How to Evaluate a Research Design
Research design is a complex and multifaceted topic. The research design process is different for each field in which research is conducted, and thus the methods for evaluating research design are different from one field to the next. Nevertheless, there are basic principles of research design that hold true for all disciplines. These principles include relevance, methodology, collaboration, ethics and originality. These are the standards against which all academic research designs must be judged.
Determine the nature of the research you need to evaluate. Research can be broadly divided into two categories: qualitative and quantitative. Qualitative research takes into account case evidence and observations to form a clear picture of an object, while quantitative research uses experimental processes to arrive at precise, measurable conclusions. Qualitative research designs are evaluated in terms of the approach to gathering information, while quantitative research designs are evaluating in terms of experimental method.

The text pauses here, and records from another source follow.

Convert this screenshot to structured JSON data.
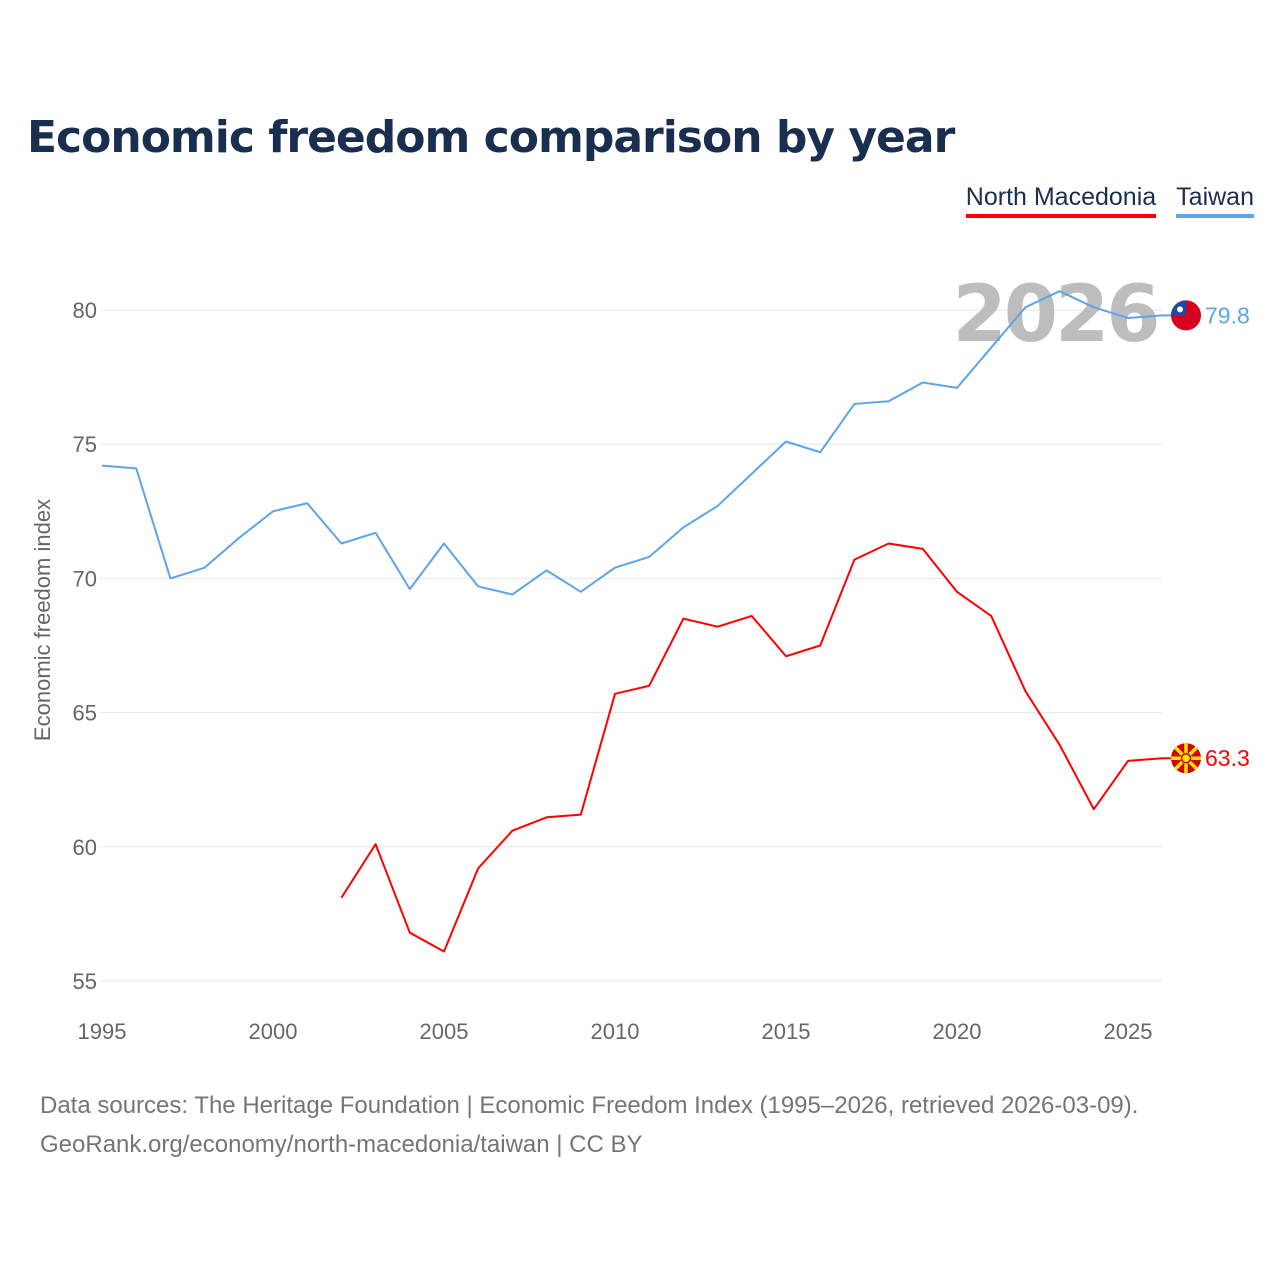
{
  "chart_data": {
    "type": "line",
    "title": "Economic freedom comparison by year",
    "xlabel": "",
    "ylabel": "Economic freedom index",
    "xlim": [
      1995,
      2026
    ],
    "ylim": [
      55,
      82
    ],
    "x_ticks": [
      1995,
      2000,
      2005,
      2010,
      2015,
      2020,
      2025
    ],
    "y_ticks": [
      55,
      60,
      65,
      70,
      75,
      80
    ],
    "grid": true,
    "legend_position": "top-right",
    "year_watermark": "2026",
    "series": [
      {
        "name": "North Macedonia",
        "color": "#ff0000",
        "end_label": "63.3",
        "flag": "north-macedonia",
        "x": [
          2002,
          2003,
          2004,
          2005,
          2006,
          2007,
          2008,
          2009,
          2010,
          2011,
          2012,
          2013,
          2014,
          2015,
          2016,
          2017,
          2018,
          2019,
          2020,
          2021,
          2022,
          2023,
          2024,
          2025,
          2026
        ],
        "values": [
          58.1,
          60.1,
          56.8,
          56.1,
          59.2,
          60.6,
          61.1,
          61.2,
          65.7,
          66.0,
          68.5,
          68.2,
          68.6,
          67.1,
          67.5,
          70.7,
          71.3,
          71.1,
          69.5,
          68.6,
          65.8,
          63.8,
          61.4,
          63.2,
          63.3
        ]
      },
      {
        "name": "Taiwan",
        "color": "#5ea4e8",
        "end_label": "79.8",
        "flag": "taiwan",
        "x": [
          1995,
          1996,
          1997,
          1998,
          1999,
          2000,
          2001,
          2002,
          2003,
          2004,
          2005,
          2006,
          2007,
          2008,
          2009,
          2010,
          2011,
          2012,
          2013,
          2014,
          2015,
          2016,
          2017,
          2018,
          2019,
          2020,
          2021,
          2022,
          2023,
          2024,
          2025,
          2026
        ],
        "values": [
          74.2,
          74.1,
          70.0,
          70.4,
          71.5,
          72.5,
          72.8,
          71.3,
          71.7,
          69.6,
          71.3,
          69.7,
          69.4,
          70.3,
          69.5,
          70.4,
          70.8,
          71.9,
          72.7,
          73.9,
          75.1,
          74.7,
          76.5,
          76.6,
          77.3,
          77.1,
          78.6,
          80.1,
          80.7,
          80.1,
          79.7,
          79.8
        ]
      }
    ]
  },
  "footer": {
    "line1": "Data sources: The Heritage Foundation | Economic Freedom Index (1995–2026, retrieved 2026-03-09).",
    "line2": "GeoRank.org/economy/north-macedonia/taiwan | CC BY"
  }
}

Review all sources cited in the research proposal. Ask yourself whether they are reputable and relevant to the topic at hand. If you are not familiar with the research sources in question, look them up on an academic search such as Academic Search Premier or JSTOR. If the authors are not well published in their field, that could be a sign that the sources are unreliable.
Check the research design for conformity to standards of scientific research. A qualitative research design must use a diverse array of primary and secondary sources, and use clearly stated questions in any polls or surveys taken, to ensure consistency and accuracy in results. A quantitative research design must conform to the standards for the scientific method: identify a topic and research question; form a hypothesis; describe independent, dependent and control variables; and outline a testing procedure.
Identify whether the design is descriptive, correlational, semi-experimental or experimental. Descriptive designs draw upon observation, correlational designs draw upon statistics and experimental/semi-experimental draw upon controlled experiment results. In general, descriptive and correlational designs are used in qualitative studies, experimental designs are used in quantitative studies and semi-experimental designs may be used in any type of study.
Look for any ethical problems that may arise in the design. If the project would cause financial loss, emotional stress, embarrassment or injury to a human subject, it is unethical. If the project would result in severe injury or loss of life for animal subject -- without contributing to a life-saving medical research program -- it is unethical. If the project breaks any laws, it is unethical.
Review existing literature in order to determine whether the research has been done before. Scientific research should be original and contribute to the advancement of knowledge on a subject. A research design that simply replicates a previous research project does not meet these standards.